June 17, 2021
Many forms of renewable energy, such as fuel cells, rely on chemical reactions that use catalysts to improve efficiency and lower production costs. It is extraordinarily difficult and time-consuming to discover new catalysts through physical experiments or through conventional simulations, however.
To find a better way to produce renewable energy, Facebook AI collaborated with Carnegie Mellon University’s Department of Chemical Engineering to create the Open Catalyst Project. The research initiative aims to use machine learning (ML) to accelerate the search for low-cost catalysts that can drive reactions to convert renewable energy to easily storable forms.
We are now launching the Open Catalyst Challenge, an open competition hosted at NeurIPS 2021, that invites researchers to build new machine learning models that simulate the interaction of a molecule on a catalyst’s surface. If successful, these new techniques could be used to screen millions or even billions of potential catalyst materials for the chemical reactions involved in renewable energy storage and solar fuel generation.
The challenge will be hosted on the OC20 data set, which we publicly released last year. To our knowledge, it is the world’s largest quantum mechanical simulation dataset, consisting of ~1.2M molecular relaxations from ~250M density functional theory (DFT) calculations.
Baseline models, code, and evaluation metrics are provided in our GitHub repository.
Quantum mechanical simulation tools such as DFT can be used to identify molecules that might be effective catalysts. They estimate the energy of a system and attempt to find the configuration with the lowest energy (“relaxed”) state. But these methods are computation-intensive and would take thousands of years to evaluate billions of possible catalysts.
To spur progress on finding a better way, this year’s Open Catalyst Challenge will focus on one primary task: Initial Structure to Relaxed Energy (IS2RE). Here, the input consists of the atomic positions for an initial structure, e.g., the starting state of a DFT relaxation trajectory, and the goal is to predict the energy for the final, relaxed state. These relaxed energies are often correlated with catalyst activity and selectivity.
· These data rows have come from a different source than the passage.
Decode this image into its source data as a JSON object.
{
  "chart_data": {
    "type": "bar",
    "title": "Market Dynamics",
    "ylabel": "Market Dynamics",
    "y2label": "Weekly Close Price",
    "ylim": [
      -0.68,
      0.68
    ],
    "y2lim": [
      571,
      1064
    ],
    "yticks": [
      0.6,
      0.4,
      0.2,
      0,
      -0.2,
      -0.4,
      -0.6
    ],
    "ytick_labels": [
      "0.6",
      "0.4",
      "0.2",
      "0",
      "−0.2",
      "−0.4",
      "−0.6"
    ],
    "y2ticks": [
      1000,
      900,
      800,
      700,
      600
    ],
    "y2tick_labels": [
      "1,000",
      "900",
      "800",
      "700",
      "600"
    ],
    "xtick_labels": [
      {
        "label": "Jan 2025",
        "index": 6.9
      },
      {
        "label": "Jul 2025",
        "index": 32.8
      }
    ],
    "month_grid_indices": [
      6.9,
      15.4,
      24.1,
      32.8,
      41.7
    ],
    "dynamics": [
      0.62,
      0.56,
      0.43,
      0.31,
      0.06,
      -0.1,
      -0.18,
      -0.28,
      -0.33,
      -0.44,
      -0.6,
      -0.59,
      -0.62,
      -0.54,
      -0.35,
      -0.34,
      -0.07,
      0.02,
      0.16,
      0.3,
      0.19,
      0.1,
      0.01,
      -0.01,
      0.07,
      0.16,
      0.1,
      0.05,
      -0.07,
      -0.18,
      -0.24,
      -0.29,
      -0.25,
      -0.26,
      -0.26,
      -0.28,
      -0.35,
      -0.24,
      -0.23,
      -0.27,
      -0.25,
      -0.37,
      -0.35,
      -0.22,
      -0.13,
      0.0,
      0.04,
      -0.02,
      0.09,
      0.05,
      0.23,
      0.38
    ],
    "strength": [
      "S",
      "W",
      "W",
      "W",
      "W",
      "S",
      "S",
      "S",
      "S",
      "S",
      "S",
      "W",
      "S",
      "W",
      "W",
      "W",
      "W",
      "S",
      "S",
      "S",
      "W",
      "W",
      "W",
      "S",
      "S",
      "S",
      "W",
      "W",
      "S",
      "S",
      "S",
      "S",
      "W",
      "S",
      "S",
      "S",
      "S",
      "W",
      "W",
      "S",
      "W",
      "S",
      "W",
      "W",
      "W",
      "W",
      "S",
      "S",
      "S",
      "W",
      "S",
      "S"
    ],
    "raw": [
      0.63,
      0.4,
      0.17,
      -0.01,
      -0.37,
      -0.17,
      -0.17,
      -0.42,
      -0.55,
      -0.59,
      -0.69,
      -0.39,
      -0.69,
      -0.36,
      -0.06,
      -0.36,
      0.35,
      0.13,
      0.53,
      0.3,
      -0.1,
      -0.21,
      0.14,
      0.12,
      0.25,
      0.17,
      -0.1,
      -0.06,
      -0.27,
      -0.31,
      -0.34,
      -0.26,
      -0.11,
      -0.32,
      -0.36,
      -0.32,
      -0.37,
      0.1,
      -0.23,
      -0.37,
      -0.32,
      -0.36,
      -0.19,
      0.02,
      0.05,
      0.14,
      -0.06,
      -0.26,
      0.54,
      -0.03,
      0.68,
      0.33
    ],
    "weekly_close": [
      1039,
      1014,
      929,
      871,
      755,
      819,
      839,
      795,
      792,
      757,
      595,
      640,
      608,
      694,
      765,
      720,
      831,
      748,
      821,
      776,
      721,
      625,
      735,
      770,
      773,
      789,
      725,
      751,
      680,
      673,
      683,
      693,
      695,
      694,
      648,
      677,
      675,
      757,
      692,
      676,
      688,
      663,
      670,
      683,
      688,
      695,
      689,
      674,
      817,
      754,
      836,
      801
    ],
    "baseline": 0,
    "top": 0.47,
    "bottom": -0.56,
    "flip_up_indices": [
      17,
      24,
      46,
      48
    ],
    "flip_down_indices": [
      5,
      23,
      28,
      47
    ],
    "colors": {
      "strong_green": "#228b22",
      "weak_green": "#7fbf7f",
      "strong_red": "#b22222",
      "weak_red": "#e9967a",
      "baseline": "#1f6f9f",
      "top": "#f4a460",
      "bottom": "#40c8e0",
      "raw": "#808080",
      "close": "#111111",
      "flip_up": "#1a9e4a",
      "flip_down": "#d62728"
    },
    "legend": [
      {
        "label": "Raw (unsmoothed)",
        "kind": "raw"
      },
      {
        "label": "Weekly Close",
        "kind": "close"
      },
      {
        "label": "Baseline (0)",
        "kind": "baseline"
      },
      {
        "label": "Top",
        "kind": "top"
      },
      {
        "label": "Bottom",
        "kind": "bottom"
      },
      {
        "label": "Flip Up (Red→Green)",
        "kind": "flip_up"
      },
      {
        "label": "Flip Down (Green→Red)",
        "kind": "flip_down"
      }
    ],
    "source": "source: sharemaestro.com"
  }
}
We place no restrictions on the possible ML approaches participants can use to solve this task. One approach to the IS2RE task is using ML to approximate DFT relaxations i.e. iteratively estimate atomic forces and update atomic positions until a relaxed state is reached and finally predict the energy of that state. Evaluation of the IS2RE task on models built for approximating DFT relaxations will help determine whether this approach is sufficiently accurate and fast for practical applications. These models have the additional benefit of predicting the relaxed structure and accelerating future DFT calculations. Alternatively, it may be possible to predict the relaxed energy directly, without estimating intermediate relaxation states, as many of the changes during a relaxation (say, due to particular initial guess strategies) are systematic. These direct IS2RE approaches may lead to even greater improvements in computational efficiency. We encourage submissions that are significantly faster than DFT. For example, a standard relaxation using DFT takes 8-10 hours, while ML approaches can potentially bring this down to less than 10 seconds per relaxation or less than 1 second per direct prediction — at least a 1,000x improvement.
We hope the challenge will enable researchers and scientists to learn from others’ work and spur progress on this important task. Guidelines for entering and details on data set splits and evaluation metrics are available here. Participants must submit their predictions to the public evaluation server hosted on EvalAI by October 6. We will make the challenge leaderboard public at the Open Catalyst Challenge session at NeurIPS 2021, where we will also invite the winning team to share their work.